Optional list of vectors containing the fold number for each observation. Bypass cv_iter and cv_folds. Setting your own folds could be important for certain data types like time series or longitudinal data.

Huber_p

Parameter controlling the Huber cross-validation error (Default = 1.345).

classification

Set to TRUE if you are doing classification (binary outcome).

print

If FALSE, nothing except warnings will be printed. (Default = TRUE).

warn

If FALSE, it will not show warnings when all variables inside a latent variable are removed. This serves to prevent lots of warning when running elastic_net_var_select (Default = TRUE).

family_string

Optional String version of the family (gaussian leads to "gaussian").
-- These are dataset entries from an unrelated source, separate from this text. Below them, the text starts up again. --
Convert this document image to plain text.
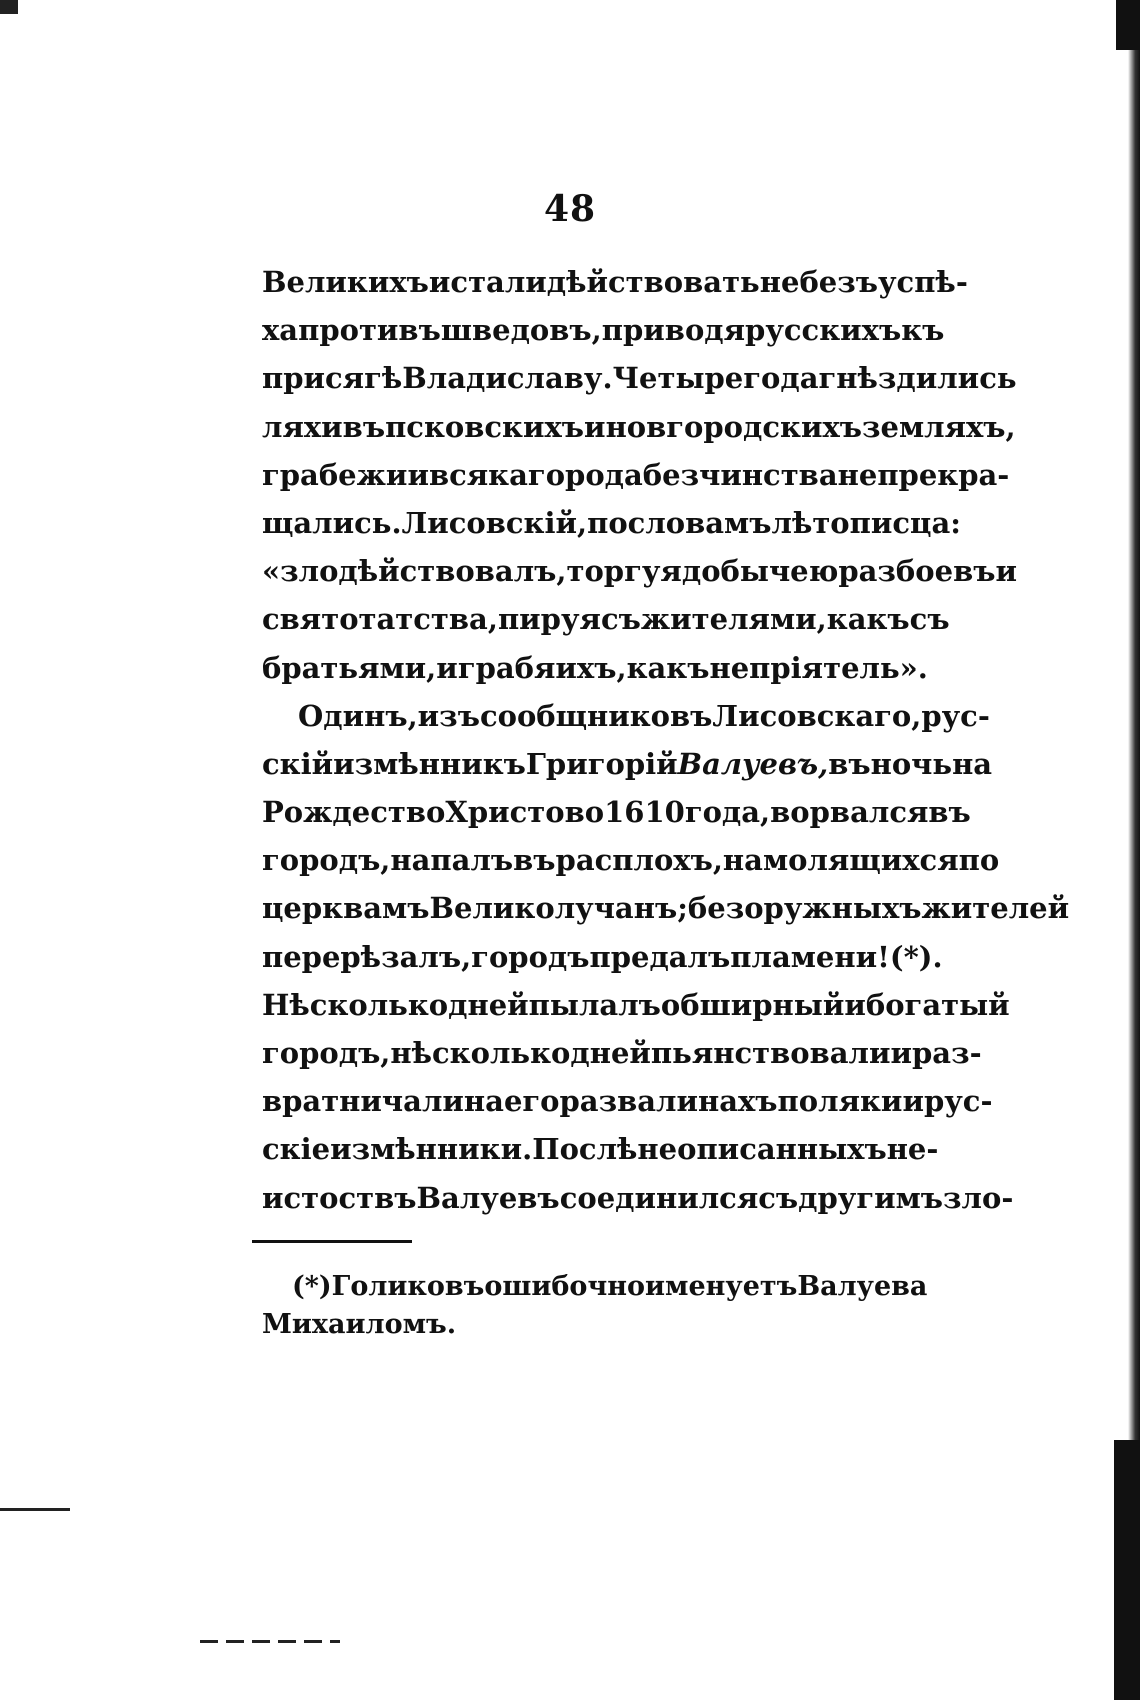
48
Великихъ и стали дѣйствовать не безъ успѣ-
ха противъ шведовъ , приводя русскихъ къ
присягѣ Владиславу. Четыре года гнѣздились
ляхи въ псковскихъ и новгородскихъ земляхъ,
грабежи и всякаго рода безчинства не прекра-
щались. Лисовскій, по словамъ лѣтописца:
«злодѣйствовалъ, торгуя добычею разбоевъ и
святотатства, пируя съ жителями, какъ съ
братьями, и грабя ихъ, какъ непріятель».
Одинъ, изъ сообщниковъ Лисовскаго, рус-
скій измѣнникъ Григорій Валуевъ, въ ночь на
Рождество Христово 1610 года, ворвался въ
городъ, напалъ въ расплохъ, на молящихся по
церквамъ Великолучанъ; безоружныхъ жителей
перерѣзалъ, городъ предалъ пламени! (*).
Нѣсколько дней пылалъ обширный и богатый
городъ, нѣсколько дней пьянствовали и раз-
вратничали на его развалинахъ поляки и рус-
скіе измѣнники. Послѣ не описанныхъ не-
истоствъ Валуевъ соединился съ другимъ зло-
(*) Голиковъ ошибочно именуетъ Валуева
Михаиломъ.
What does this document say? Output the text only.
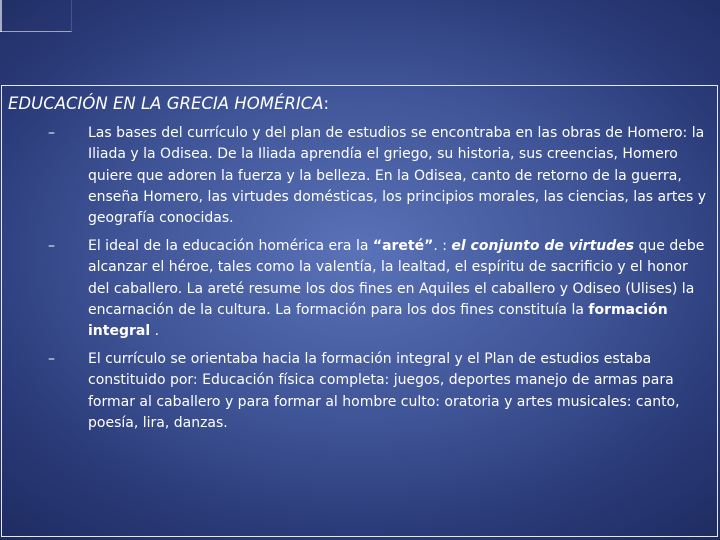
EDUCACIÓN EN LA GRECIA HOMÉRICA:
– Las bases del currículo y del plan de estudios se encontraba en las obras de Homero: la Iliada y la Odisea. De la Iliada aprendía el griego, su historia, sus creencias, Homero quiere que adoren la fuerza y la belleza. En la Odisea, canto de retorno de la guerra, enseña Homero, las virtudes domésticas, los principios morales, las ciencias, las artes y geografía conocidas.
– El ideal de la educación homérica era la “areté”. : el conjunto de virtudes que debe alcanzar el héroe, tales como la valentía, la lealtad, el espíritu de sacrificio y el honor del caballero. La areté resume los dos fines en Aquiles el caballero y Odiseo (Ulises) la encarnación de la cultura. La formación para los dos fines constituía la formación integral .
– El currículo se orientaba hacia la formación integral y el Plan de estudios estaba constituido por: Educación física completa: juegos, deportes manejo de armas para formar al caballero y para formar al hombre culto: oratoria y artes musicales: canto, poesía, lira, danzas.
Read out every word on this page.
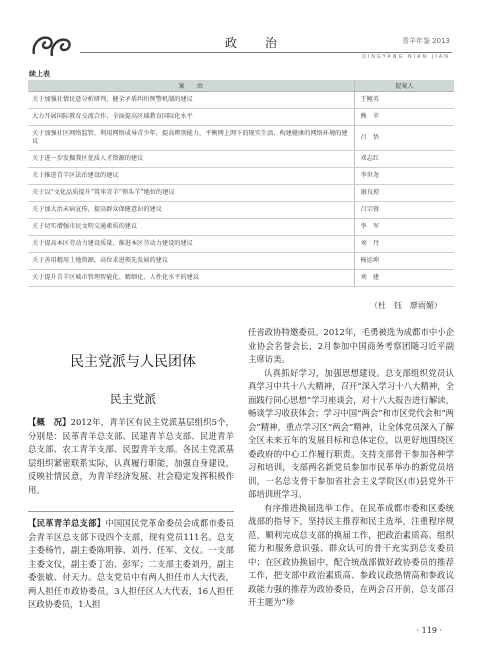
政　治	青羊年鉴 2013
QINGYANG NIAN JIAN
续上表
案　　由	提案人
关于加强社情民意分析研判，健全矛盾纠纷预警机制的建议	王鲍英
大力开展国际教育交流合作，全面提高区域教育国际化水平	熊　苹
关于加强社区网络监管，利用网络成导青少年，提高辨别能力，平衡网上网下的现实生活，构建健康的网络环境的建议	吕　悟
关于进一步发掘我区优质人才资源的建议	邓志红
关于推进青羊区法治建设的建议	李世尧
关于以“文化品质提升”筑牢青羊“领头羊”地位的建议	康良琼
关于加大治未病宣传，提高群众保健意识的建议	吕宗蓉
关于切实增强市民文明交通素质的建议	李　军
关于提高本区劳动力建设质量，推进本区劳动力建设的建议	刘　丹
关于善用精用土地资源，高位求进领先发展的建议	杨运坤
关于提升青羊区城市管理智能化、精细化、人性化水平的建议	刘　建
（杜　钰　廖雨媚）
民主党派与人民团体
民主党派
【概　况】2012年，青羊区有民主党派基层组织5个，分别是：民革青羊总支部、民建青羊总支部、民进青羊总支部、农工青羊支部、民盟青羊支部。各民主党派基层组织紧密联系实际，认真履行职能，加强自身建设，反映社情民意，为青羊经济发展、社会稳定发挥积极作用。
【民革青羊总支部】中国国民党革命委员会成都市委员会青羊区总支部下设四个支部，现有党员111名。总支主委杨竹，副主委陈明蓉、刘丹、任军、文仪。一支部主委文仪，副主委丁治、彭军；二支部主委刘丹，副主委张敏、付天力。总支党员中有两人担任市人大代表，两人担任市政协委员，3人担任区人大代表，16人担任区政协委员，1人担

任省政协特邀委员。2012年，毛勇被选为成都市中小企业协会名誉会长，2月参加中国商务考察团随习近平副主席访美。

认真抓好学习，加强思想建设。总支部组织党员认真学习中共十八大精神，召开“深入学习十八大精神，全面践行同心思想”学习座谈会，对十八大报告进行解读，畅谈学习收获体会；学习中国“两会”和市区党代会和“两会”精神，重点学习区“两会”精神，让全体党员深入了解全区未来五年的发展目标和总体定位，以更好地围绕区委政府的中心工作履行职责。支持支部骨干参加各种学习和培训，支部两名新党员参加市民革举办的新党员培训，一名总支骨干参加省社会主义学院区(市)县党外干部培训班学习。

有序推进换届选举工作。在民革成都市委和区委统战部的指导下，坚持民主推荐和民主选举，注重程序规范，顺利完成总支部的换届工作，把政治素质高、组织能力和服务意识强、群众认可的骨干充实到总支委员中；在区政协换届中，配合统战部做好政协委员的推荐工作，把支部中政治素质高、参政议政热情高和参政议政能力强的推荐为政协委员，在两会召开前，总支部召开主题为“珍

· 119 ·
This is only needed when using elastic_net_var_select. Please ignore this.

test_only

If TRUE, only uses the first fold for training and predict the others folds; do not train on the other folds. So instead of cross-validation, this gives you train/test and you get the test R-squared as output.

References

Alexia Jolicoeur-Martineau, Ashley Wazana, Eszter Szekely, Meir Steiner, Alison S. Fleming, James L. Kennedy, Michael J. Meaney, Celia M.T. Greenwood and the MAVAN team. Alternating optimization for GxE modelling with weighted genetic and environmental scores: examples from the MAVAN study (2017). arXiv:1703.08111.